BELLATTY v. CURTIS et al.

District Court, D. Massachusetts.

February 14, 1890.

DEMURRAGE—LIABILITY OF CONSIGNEE—BILL OF LADING—STIPULATIONS.

Where the bill of lading does not provide for lay-days, nor stipulate as to the time of unloading, the consignees are not liable for demurrage because a cargo was not unloaded until 17 days after arrival, where it appears that the delay was caused by the vessel waiting her turn at the consignees' wharf according to the usage of the port, and that she was then unloaded with reasonable dispatch.

In Admiralty. Libel in personam for damages.

E. P. Carver, for libelant.

C. T. Russell, Jr., for respondents.

NELSON, J. The respondents are lumber merchants, with a wharf in Boston, where it is customary for vessels, arriving with cargoes of lumber consigned to them, to be unloaded in turn in the order of their arrival, according to the usage of the port. The schooner City of Ellsworth, of which the libelant was master, arrived in Boston, July 10, 1888, with a cargo of lumber on board, consigned to the respondents. The next morning the master reported to the consignees, and, as their wharf was then fully occupied in unloading other vessels, which had arrived before the City of Ellsworth, he was told he must wait his turn. On the 24th a part of the cargo, consisting of laths on deck, was unloaded, and the vessel again hauled into the stream. On the 29th the rest of the cargo was discharged. Nineteen days elapsed from the time the master reported 480until she was finally discharged. The whole time spent in unloading was two days. The bill of lading contained no provision upon the subject of demurrage.

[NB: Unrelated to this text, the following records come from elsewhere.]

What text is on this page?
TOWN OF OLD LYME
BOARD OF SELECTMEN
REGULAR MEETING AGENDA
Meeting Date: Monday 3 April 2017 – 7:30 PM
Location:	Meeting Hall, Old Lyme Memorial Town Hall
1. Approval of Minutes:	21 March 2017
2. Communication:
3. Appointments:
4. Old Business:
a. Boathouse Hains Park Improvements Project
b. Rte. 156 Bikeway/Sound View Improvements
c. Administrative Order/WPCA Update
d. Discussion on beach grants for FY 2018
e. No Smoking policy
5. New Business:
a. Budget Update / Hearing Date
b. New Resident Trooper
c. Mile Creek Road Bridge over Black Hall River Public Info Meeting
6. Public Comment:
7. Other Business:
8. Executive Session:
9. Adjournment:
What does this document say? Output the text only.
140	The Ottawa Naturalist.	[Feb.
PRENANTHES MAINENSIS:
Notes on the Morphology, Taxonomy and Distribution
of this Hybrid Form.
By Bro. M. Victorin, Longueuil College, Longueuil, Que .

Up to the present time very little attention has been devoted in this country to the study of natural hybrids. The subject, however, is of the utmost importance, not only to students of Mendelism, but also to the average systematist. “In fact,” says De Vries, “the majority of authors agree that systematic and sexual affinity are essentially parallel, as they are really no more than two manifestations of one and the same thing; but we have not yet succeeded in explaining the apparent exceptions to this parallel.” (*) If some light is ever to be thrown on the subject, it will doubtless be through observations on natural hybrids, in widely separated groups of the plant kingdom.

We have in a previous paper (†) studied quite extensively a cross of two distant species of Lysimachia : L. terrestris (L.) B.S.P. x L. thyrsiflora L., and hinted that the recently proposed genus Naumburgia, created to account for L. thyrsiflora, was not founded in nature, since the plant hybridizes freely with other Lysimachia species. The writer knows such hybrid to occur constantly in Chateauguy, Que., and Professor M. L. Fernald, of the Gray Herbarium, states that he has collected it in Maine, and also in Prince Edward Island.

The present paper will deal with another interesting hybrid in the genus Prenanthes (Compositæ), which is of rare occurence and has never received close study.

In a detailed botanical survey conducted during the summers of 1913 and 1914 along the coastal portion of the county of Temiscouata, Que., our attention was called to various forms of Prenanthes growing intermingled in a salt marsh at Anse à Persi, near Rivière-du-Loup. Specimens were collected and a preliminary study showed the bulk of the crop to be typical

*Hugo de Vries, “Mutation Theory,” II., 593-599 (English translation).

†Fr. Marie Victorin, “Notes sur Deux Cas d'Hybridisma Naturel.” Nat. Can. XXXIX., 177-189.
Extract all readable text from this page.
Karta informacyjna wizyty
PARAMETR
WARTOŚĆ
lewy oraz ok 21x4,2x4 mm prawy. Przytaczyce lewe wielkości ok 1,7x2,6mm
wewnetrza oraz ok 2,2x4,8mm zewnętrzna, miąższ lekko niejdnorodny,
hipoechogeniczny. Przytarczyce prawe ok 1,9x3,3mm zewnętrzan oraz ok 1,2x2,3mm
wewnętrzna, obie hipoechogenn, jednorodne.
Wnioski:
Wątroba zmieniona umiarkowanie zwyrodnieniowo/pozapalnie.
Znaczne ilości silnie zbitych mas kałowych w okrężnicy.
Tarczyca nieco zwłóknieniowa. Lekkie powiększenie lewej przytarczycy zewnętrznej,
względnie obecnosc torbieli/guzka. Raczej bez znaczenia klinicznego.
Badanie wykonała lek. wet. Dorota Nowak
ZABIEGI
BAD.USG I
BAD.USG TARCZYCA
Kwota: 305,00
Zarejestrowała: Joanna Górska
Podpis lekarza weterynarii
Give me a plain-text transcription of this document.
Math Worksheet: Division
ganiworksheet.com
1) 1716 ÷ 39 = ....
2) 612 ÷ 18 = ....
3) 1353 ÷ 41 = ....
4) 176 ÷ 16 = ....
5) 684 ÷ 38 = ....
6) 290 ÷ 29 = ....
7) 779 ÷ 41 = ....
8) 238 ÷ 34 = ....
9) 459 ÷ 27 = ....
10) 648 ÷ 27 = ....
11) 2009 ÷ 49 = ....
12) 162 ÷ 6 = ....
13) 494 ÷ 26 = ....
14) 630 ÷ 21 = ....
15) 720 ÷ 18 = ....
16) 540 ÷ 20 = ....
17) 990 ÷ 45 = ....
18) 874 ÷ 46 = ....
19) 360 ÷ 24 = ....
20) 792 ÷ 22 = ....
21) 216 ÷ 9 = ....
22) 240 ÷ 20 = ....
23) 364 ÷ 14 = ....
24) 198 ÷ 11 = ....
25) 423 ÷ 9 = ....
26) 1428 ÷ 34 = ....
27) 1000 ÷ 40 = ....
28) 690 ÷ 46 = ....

The claim of the libelant is that the discharge ought to have been begun immediately upon the arrival of the vessel, and, as 2 days were sufficient for discharging her, he is entitled to recover for 17 days' demurrage. This claim cannot be allowed. Where no lay-days are provided in the bill of lading or charter-party, and there is no express stipulation as to the time of unloading, the consignee is not liable for delays occurring without his fault. The only obligation resting on the consignee, under such circumstances, is to take the cargo in the usual and customary way, with reasonable diligence; and the burden of proof, in order to recover for demurrage, is upon the ship-owner to show that the consignee is chargeable with some negligence in unloading, or that he exceeded the customary period. The Hyperion's Cargo, 2 Low. 93, on appeal, Holmes, 290; Henley v. Ice Co., 8 Ben. 471, on appeal, 14 Blatchf. 522; Ridey v. A Cargo of iron Pipes, 40 Fed. Rep. 605. There is nothing in the case to show that the respondents were guilty of any negligence, or exceeded the customary period in unloading. The only complaint here is that the vessel was required to wait her turn at the wharf. It is conceded that she was then discharged with all reasonable dispatch. As the vessel was discharged in the usual way, and within a period sanctioned by the usage of the port, there is no ground for charging the respondents with demurrage for unreasonable detention. Libel dismissed, with costs.